Objectives:  Examination of the ocular fundus is imperative in many acute medical and neurologic conditions, but direct ophthalmoscopy by nonophthalmologists is underutilized, poorly performed, and difficult without pharmacologic pupillary dilation. The objective was to examine the feasibility of nonmydriatic fundus photography as a clinical alternative to direct ophthalmoscopy by emergency physicians (EPs).

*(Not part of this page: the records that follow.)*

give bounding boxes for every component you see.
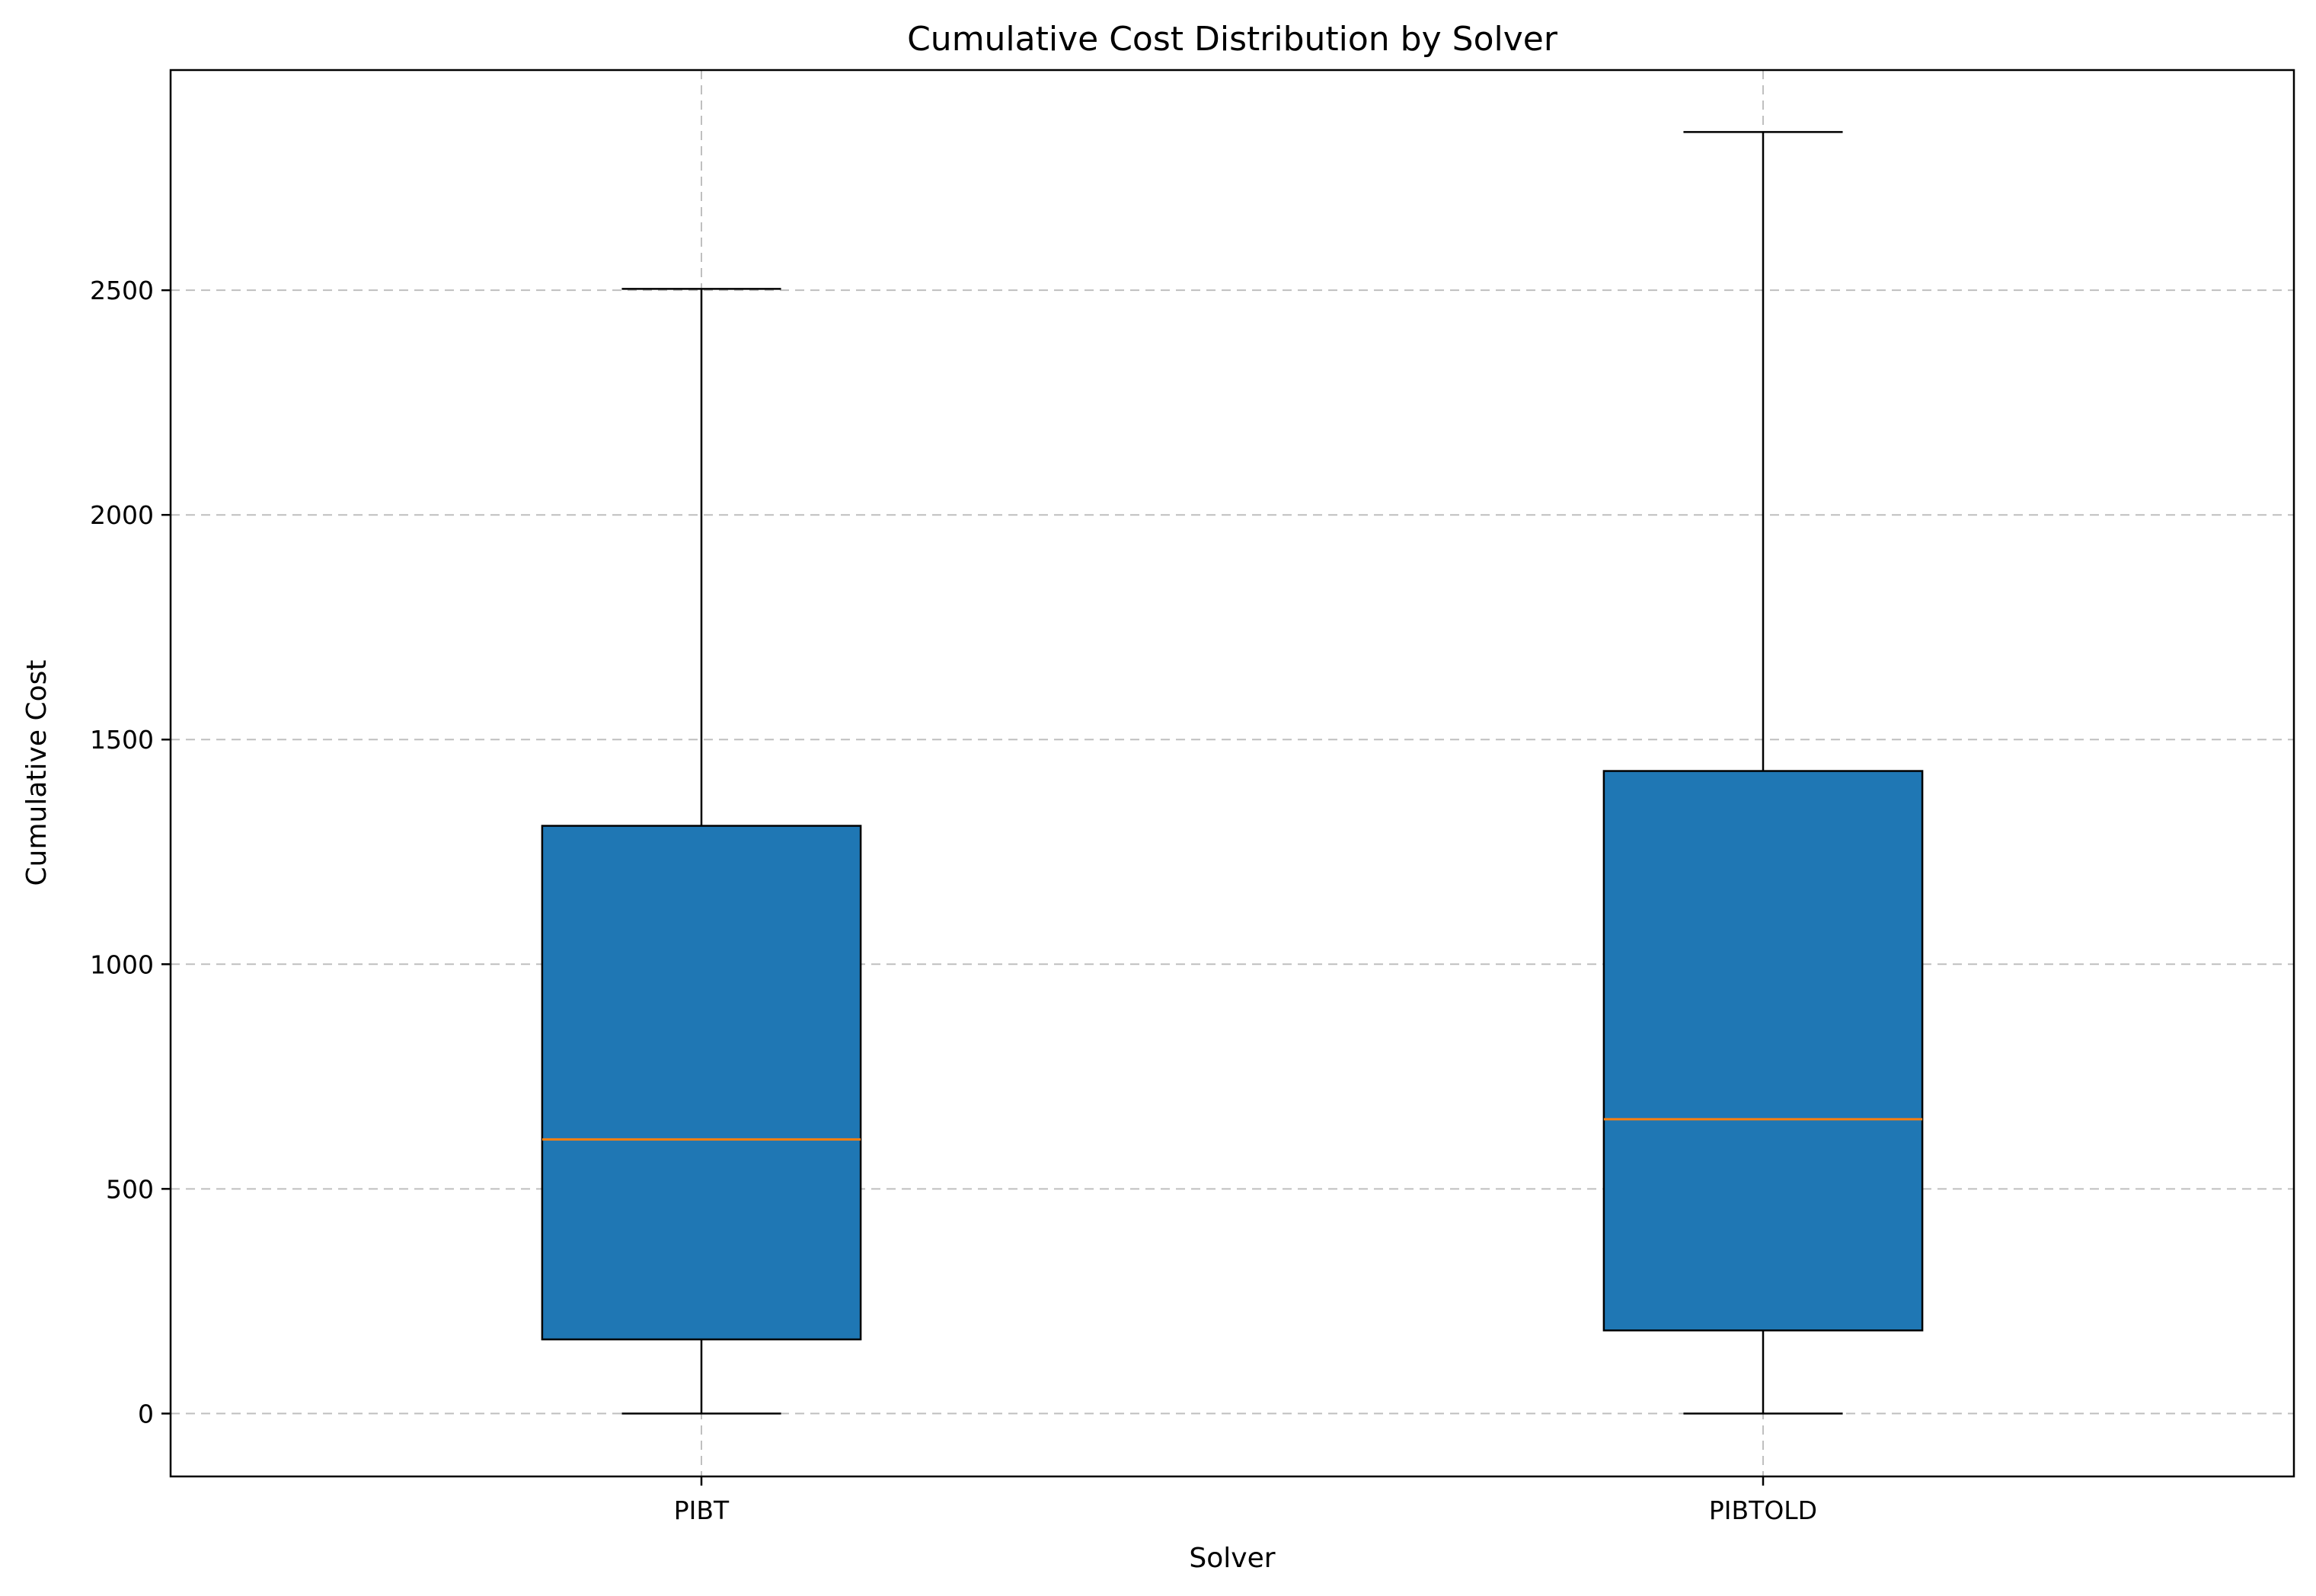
box-layer (541, 131, 1924, 1415)
plot-frame (169, 69, 2295, 1478)
y-axis-label: Cumulative Cost (21, 660, 53, 886)
chart-title: Cumulative Cost Distribution by Solver (907, 20, 1558, 59)
x-tick-label: PIBT (674, 1495, 730, 1525)
y-tick-label: 500 (106, 1174, 154, 1204)
y-tick-label: 1500 (90, 725, 154, 755)
iqr-box (541, 825, 862, 1341)
grid-layer (171, 70, 2294, 1476)
y-tick-label: 0 (138, 1399, 154, 1428)
x-tick-label: PIBTOLD (1709, 1495, 1817, 1525)
y-tick-label: 1000 (90, 950, 154, 979)
x-axis-label: Solver (1189, 1543, 1275, 1574)
x-axis-ticks: PIBT PIBTOLD (674, 1476, 1817, 1525)
y-axis-ticks: 0 500 1000 1500 2000 2500 (90, 276, 171, 1428)
iqr-box (1602, 770, 1924, 1332)
box-pibt (541, 288, 862, 1415)
box-pibtold (1602, 131, 1924, 1415)
y-tick-label: 2000 (90, 500, 154, 530)
y-tick-label: 2500 (90, 276, 154, 305)
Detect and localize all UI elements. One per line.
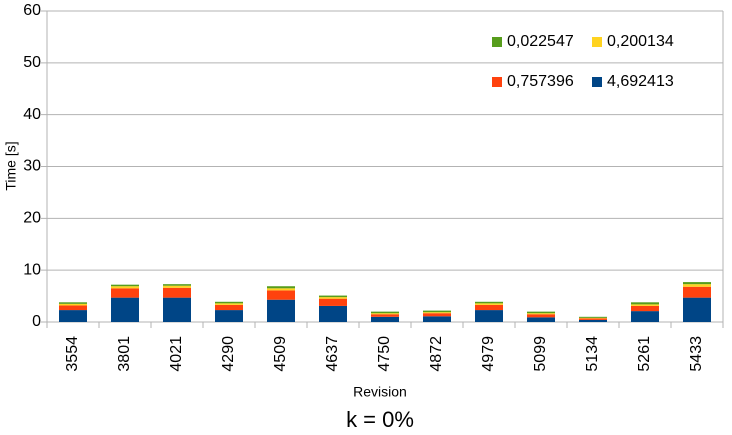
y-tick-label: 0 bbox=[32, 313, 41, 330]
bar-segment bbox=[163, 297, 191, 322]
x-tick-label: 5261 bbox=[636, 336, 653, 372]
bar-segment bbox=[59, 302, 87, 304]
bar-segment bbox=[631, 311, 659, 322]
bar-segment bbox=[111, 288, 139, 298]
x-tick-label: 4290 bbox=[220, 336, 237, 372]
x-tick-label: 3801 bbox=[116, 336, 133, 372]
bar-segment bbox=[215, 303, 243, 305]
x-tick-label: 4637 bbox=[324, 336, 341, 372]
bar-segment bbox=[59, 303, 87, 306]
bar-segment bbox=[111, 286, 139, 289]
bar-segment bbox=[631, 302, 659, 305]
bar-segment bbox=[683, 286, 711, 298]
bar-segment bbox=[423, 312, 451, 314]
bar-segment bbox=[527, 313, 555, 315]
bar-segment bbox=[371, 316, 399, 322]
bar-segment bbox=[267, 299, 295, 322]
bar-segment bbox=[683, 282, 711, 285]
bar-segment bbox=[267, 290, 295, 300]
bar-segment bbox=[475, 304, 503, 311]
bar-segment bbox=[59, 305, 87, 311]
bar-segment bbox=[163, 284, 191, 286]
bar-segment bbox=[215, 304, 243, 311]
bar-segment bbox=[163, 285, 191, 288]
legend-label: 0,757396 bbox=[507, 73, 574, 90]
bar-segment bbox=[423, 316, 451, 322]
y-tick-label: 20 bbox=[23, 210, 41, 227]
x-tick-label: 5099 bbox=[532, 336, 549, 372]
y-tick-label: 40 bbox=[23, 106, 41, 123]
x-tick-label: 4979 bbox=[480, 336, 497, 372]
y-axis-title: Time [s] bbox=[3, 141, 19, 190]
x-tick-label: 4509 bbox=[272, 336, 289, 372]
bar-segment bbox=[579, 319, 607, 322]
bar-segment bbox=[267, 288, 295, 291]
legend-label: 4,692413 bbox=[607, 73, 674, 90]
bar-segment bbox=[527, 314, 555, 318]
chart-title: k = 0% bbox=[346, 407, 414, 432]
x-tick-label: 5433 bbox=[688, 336, 705, 372]
bar-segment bbox=[631, 304, 659, 306]
bar-segment bbox=[579, 316, 607, 318]
bar-segment bbox=[371, 314, 399, 317]
y-tick-label: 10 bbox=[23, 261, 41, 278]
bar-segment bbox=[631, 305, 659, 312]
bar-segment bbox=[475, 303, 503, 305]
bar-segment bbox=[111, 297, 139, 322]
bar-segment bbox=[371, 313, 399, 315]
legend-swatch bbox=[592, 37, 602, 47]
bar-segment bbox=[579, 318, 607, 320]
x-tick-label: 4021 bbox=[168, 336, 185, 372]
y-tick-label: 60 bbox=[23, 2, 41, 19]
bar-segment bbox=[423, 313, 451, 317]
x-tick-label: 3554 bbox=[64, 336, 81, 372]
x-axis-title: Revision bbox=[353, 384, 407, 400]
x-tick-label: 4872 bbox=[428, 336, 445, 372]
bar-segment bbox=[319, 295, 347, 298]
bar-segment bbox=[527, 317, 555, 322]
bar-segment bbox=[267, 286, 295, 289]
bar-segment bbox=[423, 310, 451, 313]
bar-segment bbox=[319, 305, 347, 322]
legend-label: 0,022547 bbox=[507, 33, 574, 50]
legend-swatch bbox=[492, 77, 502, 87]
bar-segment bbox=[215, 301, 243, 304]
bar-segment bbox=[475, 301, 503, 304]
legend-swatch bbox=[592, 77, 602, 87]
bar-segment bbox=[319, 298, 347, 306]
bar-segment bbox=[111, 284, 139, 287]
bar-segment bbox=[683, 284, 711, 287]
bar-segment bbox=[527, 311, 555, 314]
bar-segment bbox=[683, 297, 711, 322]
y-tick-label: 50 bbox=[23, 54, 41, 71]
bar-segment bbox=[475, 310, 503, 322]
x-tick-label: 4750 bbox=[376, 336, 393, 372]
y-tick-label: 30 bbox=[23, 158, 41, 175]
bar-segment bbox=[215, 310, 243, 322]
legend-swatch bbox=[492, 37, 502, 47]
x-tick-label: 5134 bbox=[584, 336, 601, 372]
bar-segment bbox=[319, 297, 347, 299]
legend-label: 0,200134 bbox=[607, 33, 674, 50]
bar-segment bbox=[59, 310, 87, 322]
bar-segment bbox=[371, 311, 399, 314]
bar-segment bbox=[579, 317, 607, 319]
bar-segment bbox=[163, 287, 191, 298]
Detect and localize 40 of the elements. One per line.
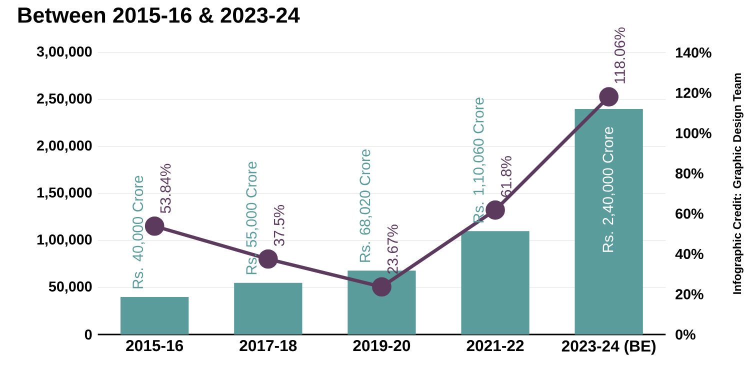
x-tick-label: 2023-24 (BE) [562,340,656,355]
bar [461,230,530,334]
point [144,216,164,236]
data-label: 53.84% [160,164,171,213]
data-label: 37.5% [274,204,284,246]
y2-tick-label: 120% [676,88,712,98]
data-label: 118.06% [614,27,626,84]
y-tick-label: 1,50,000 [37,187,92,200]
point [258,249,278,269]
bar [234,282,302,334]
chart-title: Between 2015-16 & 2023-24 [18,7,300,23]
x-tick-label: 2019-20 [353,340,410,352]
y-tick-label: 2,50,000 [37,93,92,106]
y2-tick-label: 60% [676,208,704,219]
y-tick-label: 1,00,000 [37,234,92,247]
bar [574,108,643,334]
point [599,86,619,106]
y-tick-label: 2,00,000 [37,140,92,153]
data-label: Rs. 1,10,060 Crore [473,97,486,222]
text: Infographic Credit: Graphic Design Team [732,73,744,294]
x-tick-label: 2021-22 [466,340,524,352]
data-label: Rs. 55,000 Crore [246,162,258,274]
data-label: Rs. 40,000 Crore [132,176,145,288]
y2-tick-label: 0% [676,329,696,340]
y-tick-label: 50,000 [48,281,92,294]
data-label: Rs. 2,40,000 Crore [602,126,615,252]
data-label: Rs. 68,020 Crore [360,149,372,262]
x-tick-label: 2017-18 [240,340,297,352]
y2-tick-label: 140% [676,47,712,58]
point [486,200,505,220]
y2-tick-label: 100% [676,128,712,138]
y2-tick-label: 20% [676,289,704,300]
data-label: 23.67% [387,224,398,274]
y-tick-label: 0 [84,329,92,340]
y2-tick-label: 40% [675,248,704,259]
y-tick-label: 3,00,000 [36,46,92,59]
point [372,277,392,296]
x-tick-label: 2015-16 [126,340,184,352]
y2-tick-label: 80% [676,168,704,178]
bar [120,296,189,334]
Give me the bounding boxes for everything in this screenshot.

Methods:  Adult patients presenting to the emergency department (ED) with headache, acute focal neurologic deficit, diastolic blood pressure ≥ 120 mm Hg, or acute visual change had ocular fundus photographs taken by nurse practitioners using a nonmydriatic fundus camera. Photographs were reviewed by a neuroophthalmologist within 24 hours for findings relevant to acute ED patient care. Nurse practitioners and patients rated ease, comfort, and speed of nonmydriatic fundus photography on a 10-point Likert scale (10 best). Timing of visit and photography were recorded by automated electronic systems.

Results:  A total of 350 patients were enrolled. There were 1,734 photographs taken during 230 nurse practitioner shifts. Eighty-three percent of the 350 patients had at least one eye with a high-quality photograph, while only 3% of patients had no photographs of diagnostic value. Mean ratings were ≥ 8.7 (standard deviation [SD] ≤ 1.9) for all measures. The median photography session lasted 1.9 minutes (interquartile range [IQR] = 1.3 to 2.9 minutes), typically accounting for less that 0.5% of the patient’s total ED visit.

Conclusions:  Nonmydriatic fundus photography taken by nurse practitioners is a feasible alternative to direct ophthalmoscopy in the ED. It is performed well by nonphysician staff, is well-received by staff and patients, and requires a trivial amount of time to perform.